Line 5 is a 645-mile pipeline transporting crude oil and natural gas liquids beneath the Straits of Mackinac. Speeding up the project is a response to President Donald Trump's declaration of a "national energy emergency."
Ashley Rudzinksy with the nonprofit Groundwork Center for Resilient Communities said with the federal process fast-tracked, the burden falls more heavily on the state's environmental agency to exercise due diligence. She added state laws require thorough permit reviews and meaningful opportunity for public input.
These laws include the Michigan Public Trust Law and the Submerged Land Act.
Rudzinski says there also are concerns about potential oil spills and threats to treaty rights.

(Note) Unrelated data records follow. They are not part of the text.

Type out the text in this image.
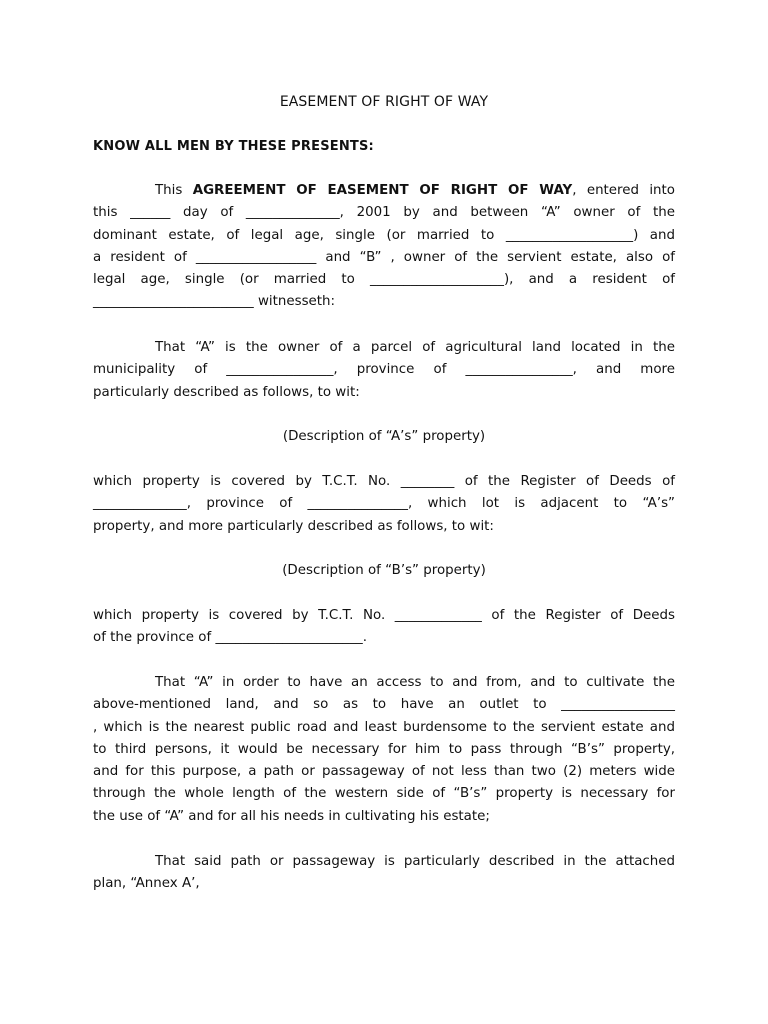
EASEMENT OF RIGHT OF WAY
KNOW ALL MEN BY THESE PRESENTS:
This AGREEMENT OF EASEMENT OF RIGHT OF WAY, entered into
this ______ day of ______________, 2001 by and between “A” owner of the
dominant estate, of legal age, single (or married to ___________________) and
a resident of __________________ and “B” , owner of the servient estate, also of
legal age, single (or married to ____________________), and a resident of
________________________ witnesseth:
That “A” is the owner of a parcel of agricultural land located in the
municipality of ________________, province of ________________, and more
particularly described as follows, to wit:
(Description of “A’s” property)
which property is covered by T.C.T. No. ________ of the Register of Deeds of
______________, province of _______________, which lot is adjacent to “A’s”
property, and more particularly described as follows, to wit:
(Description of “B’s” property)
which property is covered by T.C.T. No. _____________ of the Register of Deeds
of the province of ______________________.
That “A” in order to have an access to and from, and to cultivate the
above-mentioned land, and so as to have an outlet to _________________
, which is the nearest public road and least burdensome to the servient estate and
to third persons, it would be necessary for him to pass through “B’s” property,
and for this purpose, a path or passageway of not less than two (2) meters wide
through the whole length of the western side of “B’s” property is necessary for
the use of “A” and for all his needs in cultivating his estate;
That said path or passageway is particularly described in the attached
plan, “Annex A’,
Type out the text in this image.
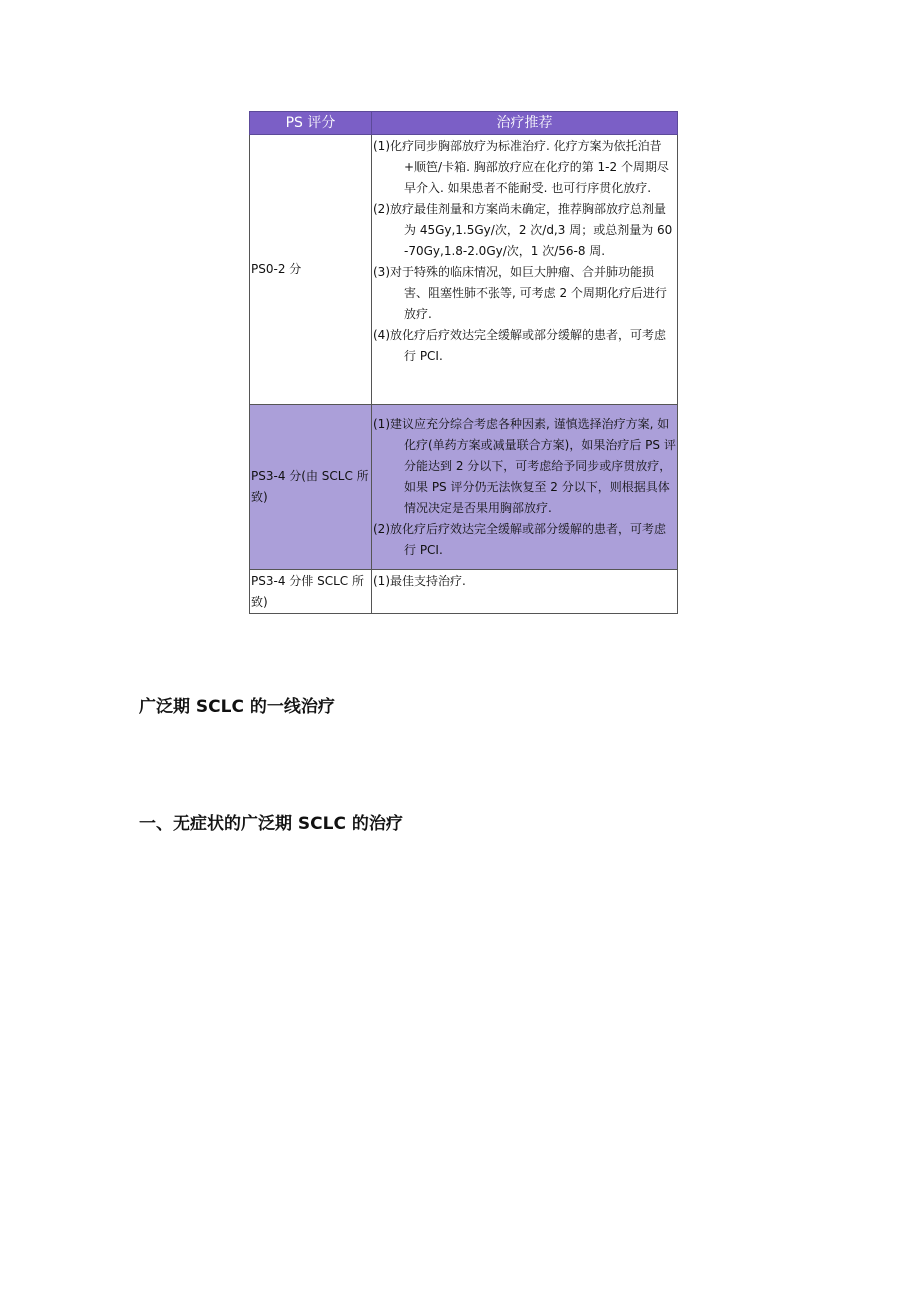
PS 评分	治疗推荐
PS0-2 分	(1)化疗同步胸部放疗为标准治疗. 化疗方案为依托泊昔+顺笆/卡箱. 胸部放疗应在化疗的第 1-2 个周期尽早介入. 如果患者不能耐受. 也可行序贯化放疗.

(2)放疗最佳剂量和方案尚未确定，推荐胸部放疗总剂量为 45Gy,1.5Gy/次，2 次/d,3 周；或总剂量为 60-70Gy,1.8-2.0Gy/次，1 次/56-8 周.

(3)对于特殊的临床情况，如巨大肿瘤、合并肺功能损害、阻塞性肺不张等, 可考虑 2 个周期化疗后进行放疗.

(4)放化疗后疗效达完全缓解或部分缓解的患者，可考虑行 PCI.

PS3-4 分(由 SCLC 所致)	(1)建议应充分综合考虑各种因素, 谨慎选择治疗方案, 如化疗(单药方案或减量联合方案)，如果治疗后 PS 评分能达到 2 分以下，可考虑给予同步或序贯放疗，如果 PS 评分仍无法恢复至 2 分以下，则根据具体情况决定是否果用胸部放疗.

(2)放化疗后疗效达完全缓解或部分缓解的患者，可考虑行 PCI.

PS3-4 分俳 SCLC 所致)	(1)最佳支持治疗.

广泛期 SCLC 的一线治疗
一、无症状的广泛期 SCLC 的治疗
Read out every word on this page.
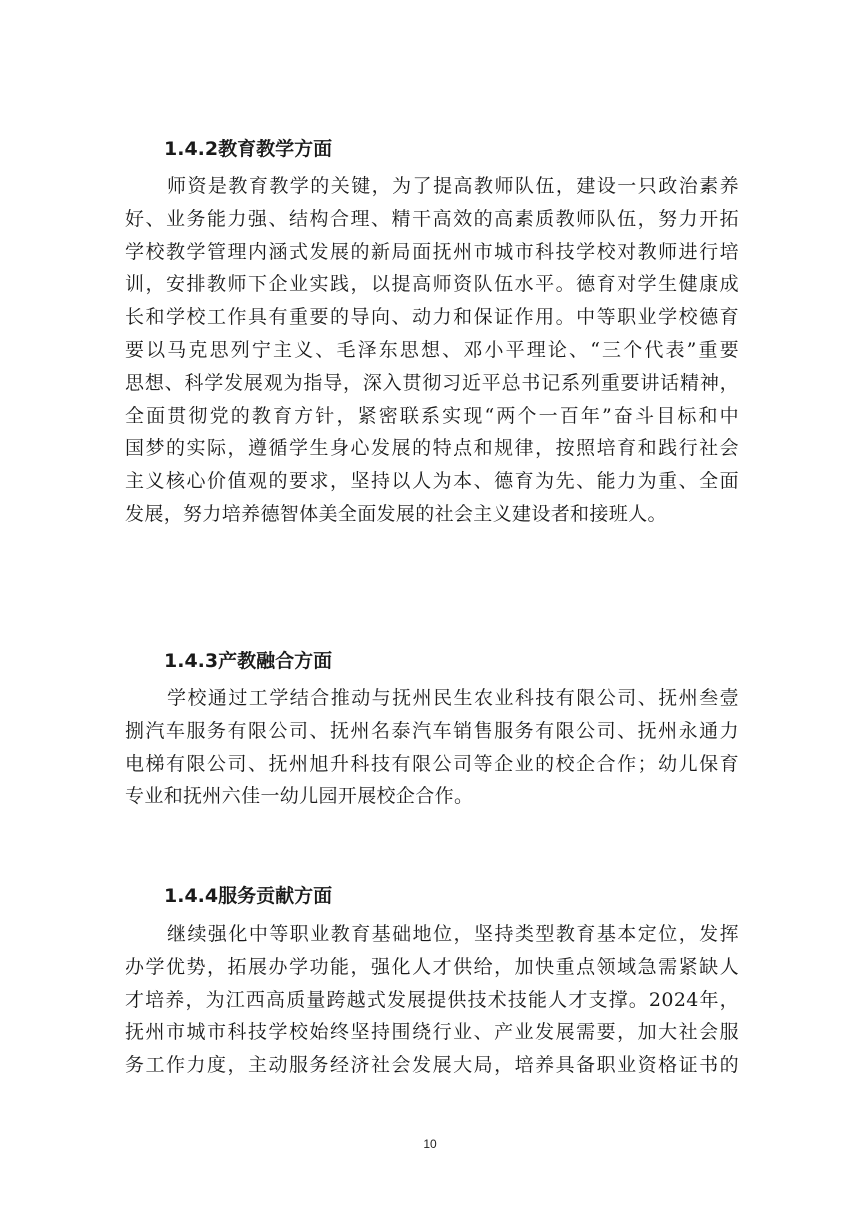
1.4.2教育教学方面
师资是教育教学的关键，为了提高教师队伍，建设一只政治素养
好、业务能力强、结构合理、精干高效的高素质教师队伍，努力开拓
学校教学管理内涵式发展的新局面抚州市城市科技学校对教师进行培
训，安排教师下企业实践，以提高师资队伍水平。德育对学生健康成
长和学校工作具有重要的导向、动力和保证作用。中等职业学校德育
要以马克思列宁主义、毛泽东思想、邓小平理论、“三个代表”重要
思想、科学发展观为指导，深入贯彻习近平总书记系列重要讲话精神，
全面贯彻党的教育方针，紧密联系实现“两个一百年”奋斗目标和中
国梦的实际，遵循学生身心发展的特点和规律，按照培育和践行社会
主义核心价值观的要求，坚持以人为本、德育为先、能力为重、全面
发展，努力培养德智体美全面发展的社会主义建设者和接班人。
1.4.3产教融合方面
学校通过工学结合推动与抚州民生农业科技有限公司、抚州叁壹
捌汽车服务有限公司、抚州名泰汽车销售服务有限公司、抚州永通力
电梯有限公司、抚州旭升科技有限公司等企业的校企合作；幼儿保育
专业和抚州六佳一幼儿园开展校企合作。
1.4.4服务贡献方面
继续强化中等职业教育基础地位，坚持类型教育基本定位，发挥
办学优势，拓展办学功能，强化人才供给，加快重点领域急需紧缺人
才培养，为江西高质量跨越式发展提供技术技能人才支撑。2024年，
抚州市城市科技学校始终坚持围绕行业、产业发展需要，加大社会服
务工作力度，主动服务经济社会发展大局，培养具备职业资格证书的
10
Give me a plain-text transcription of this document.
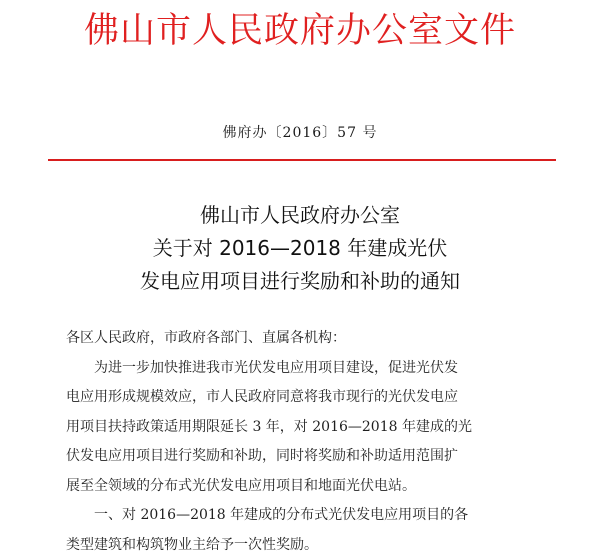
佛山市人民政府办公室文件
佛府办〔2016〕57 号
佛山市人民政府办公室
关于对 2016—2018 年建成光伏
发电应用项目进行奖励和补助的通知
各区人民政府，市政府各部门、直属各机构：
为进一步加快推进我市光伏发电应用项目建设，促进光伏发
电应用形成规模效应，市人民政府同意将我市现行的光伏发电应
用项目扶持政策适用期限延长 3 年，对 2016—2018 年建成的光
伏发电应用项目进行奖励和补助，同时将奖励和补助适用范围扩
展至全领域的分布式光伏发电应用项目和地面光伏电站。
一、对 2016—2018 年建成的分布式光伏发电应用项目的各
类型建筑和构筑物业主给予一次性奖励。
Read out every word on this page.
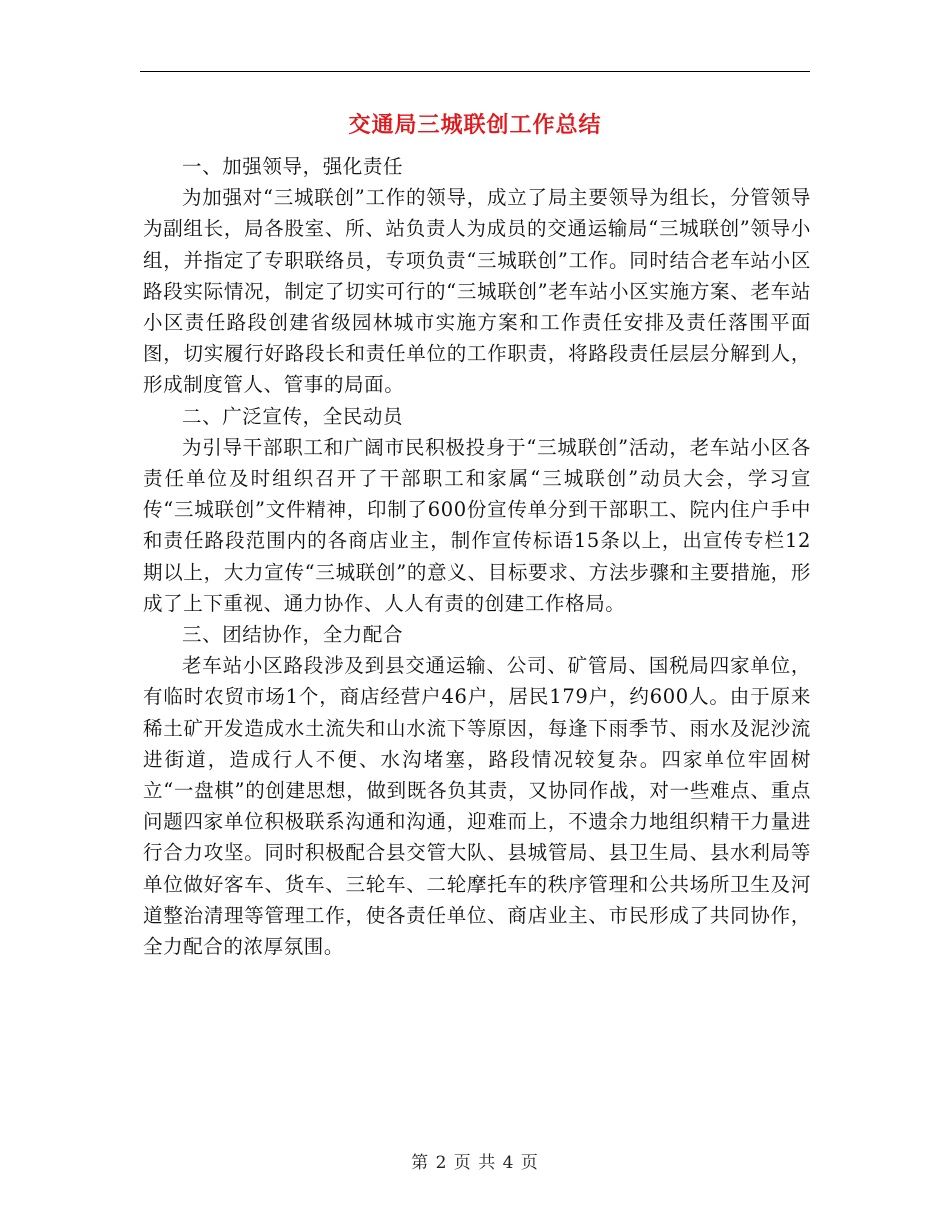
交通局三城联创工作总结

一、加强领导，强化责任

为加强对“三城联创”工作的领导，成立了局主要领导为组长，分管领导为副组长，局各股室、所、站负责人为成员的交通运输局“三城联创”领导小组，并指定了专职联络员，专项负责“三城联创”工作。同时结合老车站小区路段实际情况，制定了切实可行的“三城联创”老车站小区实施方案、老车站小区责任路段创建省级园林城市实施方案和工作责任安排及责任落围平面图，切实履行好路段长和责任单位的工作职责，将路段责任层层分解到人，形成制度管人、管事的局面。

二、广泛宣传，全民动员

为引导干部职工和广阔市民积极投身于“三城联创”活动，老车站小区各责任单位及时组织召开了干部职工和家属“三城联创”动员大会，学习宣传“三城联创”文件精神，印制了600份宣传单分到干部职工、院内住户手中和责任路段范围内的各商店业主，制作宣传标语15条以上，出宣传专栏12期以上，大力宣传“三城联创”的意义、目标要求、方法步骤和主要措施，形成了上下重视、通力协作、人人有责的创建工作格局。

三、团结协作，全力配合

老车站小区路段涉及到县交通运输、公司、矿管局、国税局四家单位，有临时农贸市场1个，商店经营户46户，居民179户，约600人。由于原来稀土矿开发造成水土流失和山水流下等原因，每逢下雨季节、雨水及泥沙流进街道，造成行人不便、水沟堵塞，路段情况较复杂。四家单位牢固树立“一盘棋”的创建思想，做到既各负其责，又协同作战，对一些难点、重点问题四家单位积极联系沟通和沟通，迎难而上，不遗余力地组织精干力量进行合力攻坚。同时积极配合县交管大队、县城管局、县卫生局、县水利局等单位做好客车、货车、三轮车、二轮摩托车的秩序管理和公共场所卫生及河道整治清理等管理工作，使各责任单位、商店业主、市民形成了共同协作，全力配合的浓厚氛围。

第 2 页 共 4 页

"We have also seen many of our partners in this work, and allies - the six Tribal nations here in Michigan - pull out of continued negotiations with the Army Corps," Rudzinski pointed out. "In my estimation, that is because this process has become a sham."
Enbridge responded in a statement saying in part, "Line 5 is critical energy infrastructure" and it is safe. It went on to say Michigan approved environmental permits and tunnel placement but after nearly five years, the project still awaits a U.S. Army Corps decision on its environmental impact.
Critics of the Line 5 tunnel are urging Gov. Gretchen Whitmer and the Michigan Department of Environment, Great Lakes and Energy to deny the necessary permits.
Rudzinski warned the project may also become a burden on taxpayers.
"Enbridge has petitioned the Federal Energy Regulatory Commission to be able to pass the tunnel construction cost onto their shippers, who ultimately can pass that on to consumers," Rudzinski noted. "That means everyday folks will have to pay more for these products."
Enbridge has consistently stated it will bear the full financial responsibility for the construction, operation and maintenance of the Line 5 tunnel, and taxpayers will not be required to fund any part of the project.